According to Article 28 Section 3 of the Law on Whistleblower Protection, private entities employing between 50 and 249 people may establish common rules for receiving and reviewing internal reports and conducting investigations. Even if they opt for these “common rules,” they are individually responsible for complying with the Act, particularly with regard to maintaining confidentiality, providing feedback and following up. This responsibility lies primarily with the Polish company, but there is a risk that board members could be held liable for violations in this area.
In addition to this, group entities may establish a common procedure for internal reporting, and this is where the key phrase comes in: “subject to ensuring compliance of the activities performed with the Polish law.” A key element of compliance is Article 25(1) of the Law on the Protection of Whistleblowers, which requires that the reporting procedure identify the persons authorized to receive internal reports and follow up. This means that inside the organization there should be a person or group of people authorized to handle internal reports.
So much theory. And what does it look like in practice?
Sharing resources in practice
For large companies with more than 249 employees, it is necessary to develop and implement their own individual whistleblower protection procedures. This does not mean, however, that they must be completely different from the solutions used by the “parent” company. However, these procedures must be appropriately adapted to the structure of a Polish company, which may require consultations with trade unions or employee and co-worker representatives.
What is the situation in capital groups? Can they have a common procedure for internal notifications, subject to compliance with the Polish law? In principle, yes, subject to proper implementation in Poland. In the European Commission’s latest report to the European Parliament and the Council on the implementation of the Whistleblower Protection Directive, the commission made it clear that member states that allowed corporate groups to set up notification channels exclusively at the group level, thus exempting all entities belonging to the same group from the obligation to establish their own internal channels acted contrary to the directive’s purpose. The purpose of the directive is to ensure the availability and proximity of channels for whistleblowers[1] .
Therefore, when implementing solutions based on resource sharing, it is worth being aware of the directive’s goals. Control authorities can take these issues into account when evaluating implementation in individual organizations.
Prudent distribution of tasks and responsibilities
What does this look like in practice? In principle, it is possible to have a single tool for receiving notifications, but there is the question of how these notifications are to be processed? It cannot be that a Polish whistleblower can only report a violation to a foreign “headquarters.” He or she must have proximity and accessibility to channels and thus his or her report cannot be processed in isolation from local conditions, by a team in another country unfamiliar with the regulations and realities in a Polish company.

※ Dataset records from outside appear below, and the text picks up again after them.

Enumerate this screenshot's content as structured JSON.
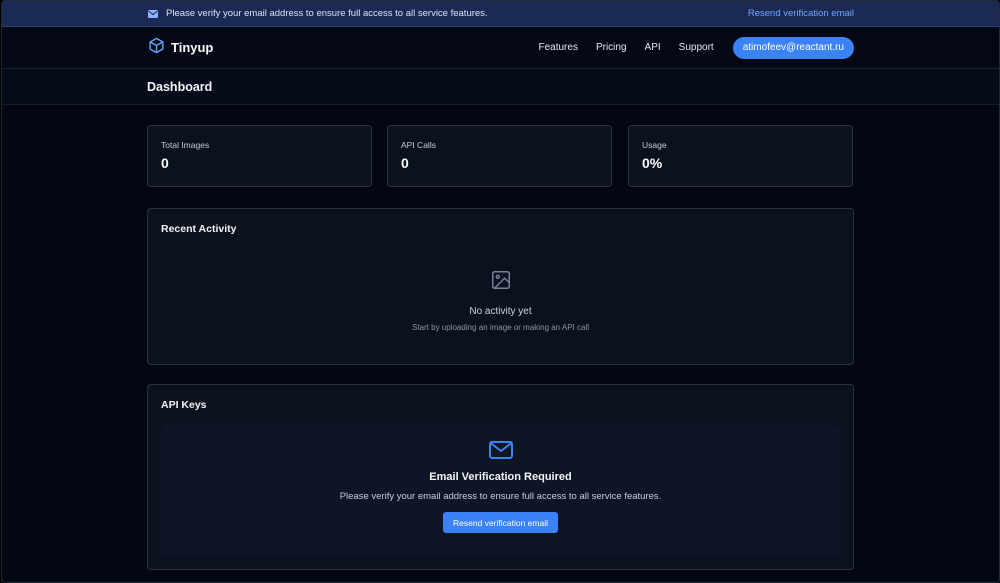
{
  "banner": {
    "message": "Please verify your email address to ensure full access to all service features.",
    "link": "Resend verification email",
    "icon": "mail-icon"
  },
  "nav": {
    "brand": "Tinyup",
    "links": [
      "Features",
      "Pricing",
      "API",
      "Support"
    ],
    "user_email": "atimofeev@reactant.ru"
  },
  "page": {
    "title": "Dashboard"
  },
  "stats": [
    {
      "label": "Total Images",
      "value": "0"
    },
    {
      "label": "API Calls",
      "value": "0"
    },
    {
      "label": "Usage",
      "value": "0%"
    }
  ],
  "recent_activity": {
    "title": "Recent Activity",
    "empty_title": "No activity yet",
    "empty_sub": "Start by uploading an image or making an API call"
  },
  "api_keys": {
    "title": "API Keys",
    "verify_title": "Email Verification Required",
    "verify_message": "Please verify your email address to ensure full access to all service features.",
    "verify_button": "Resend verification email"
  },
  "colors": {
    "accent": "#3b82f6",
    "banner_bg": "#1a2a55",
    "link": "#6ea8ff",
    "background": "#030712",
    "card_bg": "#0b111f"
  }
}
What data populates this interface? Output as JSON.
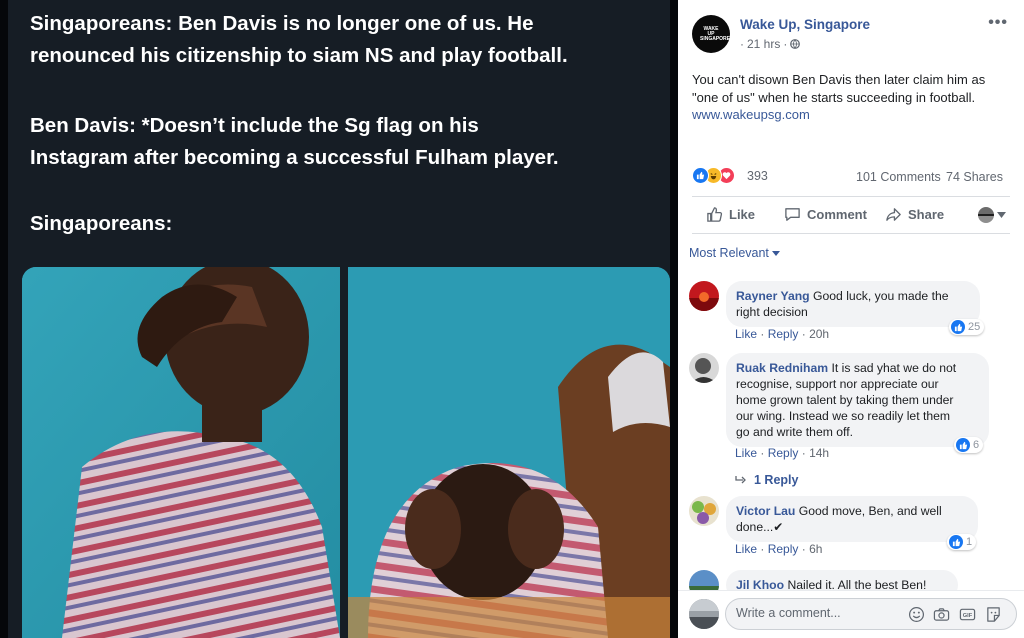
{
  "meme": {
    "lines": [
      "Singaporeans: Ben Davis is no longer one of us. He",
      "renounced his citizenship to siam NS and play football.",
      "Ben Davis: *Doesn’t include the Sg flag on his",
      "Instagram after becoming a successful Fulham player.",
      "Singaporeans:"
    ]
  },
  "post": {
    "page_name": "Wake Up, Singapore",
    "avatar_text": "WAKE UP SINGAPORE",
    "time": "21 hrs",
    "time_separator": "·",
    "more_icon": "•••",
    "text": "You can't disown Ben Davis then later claim him as \"one of us\" when he starts succeeding in football.",
    "link": "www.wakeupsg.com",
    "reactions": {
      "icons": [
        "like-icon",
        "haha-icon",
        "love-icon"
      ],
      "count": "393",
      "comments": "101 Comments",
      "shares": "74 Shares"
    },
    "actions": {
      "like": "Like",
      "comment": "Comment",
      "share": "Share"
    }
  },
  "comments_section": {
    "sort_label": "Most Relevant",
    "comments": [
      {
        "name": "Rayner Yang",
        "text_line1": "Good luck, you made the",
        "text_line2": "right decision",
        "like_action": "Like",
        "reply_action": "Reply",
        "time": "20h",
        "likes": "25"
      },
      {
        "name": "Ruak Redniham",
        "text_line1": "It is sad yhat we do not",
        "text_line2": "recognise, support nor appreciate our",
        "text_line3": "home grown talent by taking them under",
        "text_line4": "our wing. Instead we so readily let them",
        "text_line5": "go and write them off.",
        "like_action": "Like",
        "reply_action": "Reply",
        "time": "14h",
        "likes": "6",
        "replies": "1 Reply"
      },
      {
        "name": "Victor Lau",
        "text_line1": "Good move, Ben, and well",
        "text_line2": "done...✔",
        "like_action": "Like",
        "reply_action": "Reply",
        "time": "6h",
        "likes": "1"
      },
      {
        "name": "Jil Khoo",
        "text_line1": "Nailed it. All the best Ben!"
      }
    ],
    "separator": "·"
  },
  "composer": {
    "placeholder": "Write a comment..."
  },
  "colors": {
    "link_blue": "#385898",
    "like_blue": "#1877f2",
    "meme_bg": "#161d25"
  }
}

This is related to the second problem with imported solutions: It is often the case that although the system in a Polish company is already in place, the problem is establishing responsibility for a specific task. In Germany, for example, a willing solution is to delegate the acceptance of reports to a trusted law firm or other external entity ensuring impartiality. While from the point of view of impartiality, this may be a good solution, from the point of view of a pragmatic and effective approach to problem solving, this may no longer be the case, as mentioned above, but also such a solution is not fully compliant with the Polish Law on the Protection of Whistleblowers. The internal organizational unit or person authorized to undertake follow-up should be located within the company’s organizational structure and should ensure impartiality. Which does not mean that it cannot obtain external assistance. On the contrary, in the case of reports requiring specialized expertise, it should have access to such expertise.
Whistleblower in first place
Polish regulations on whistleblower protection are only just starting to become established, and it will take time for practice to develop around them. Meanwhile, the deadline for implementing internal procedures in Polish obligated companies is September 25, 2024, so it is worth ensuring that the implementation in our organization is not only practical and effective, taking into account the experience of foreign group companies, but also meets the requirements of Polish law.
The European Commission’s report on the implementation and application of the Directive on the Protection of Whistleblowers states that there are significant differences in the way member states implement the Directive, so it is worth taking a closer look at “imported” solutions in order to maximize the effectiveness of whistleblower protection, as this is the primary goal of the new legislation.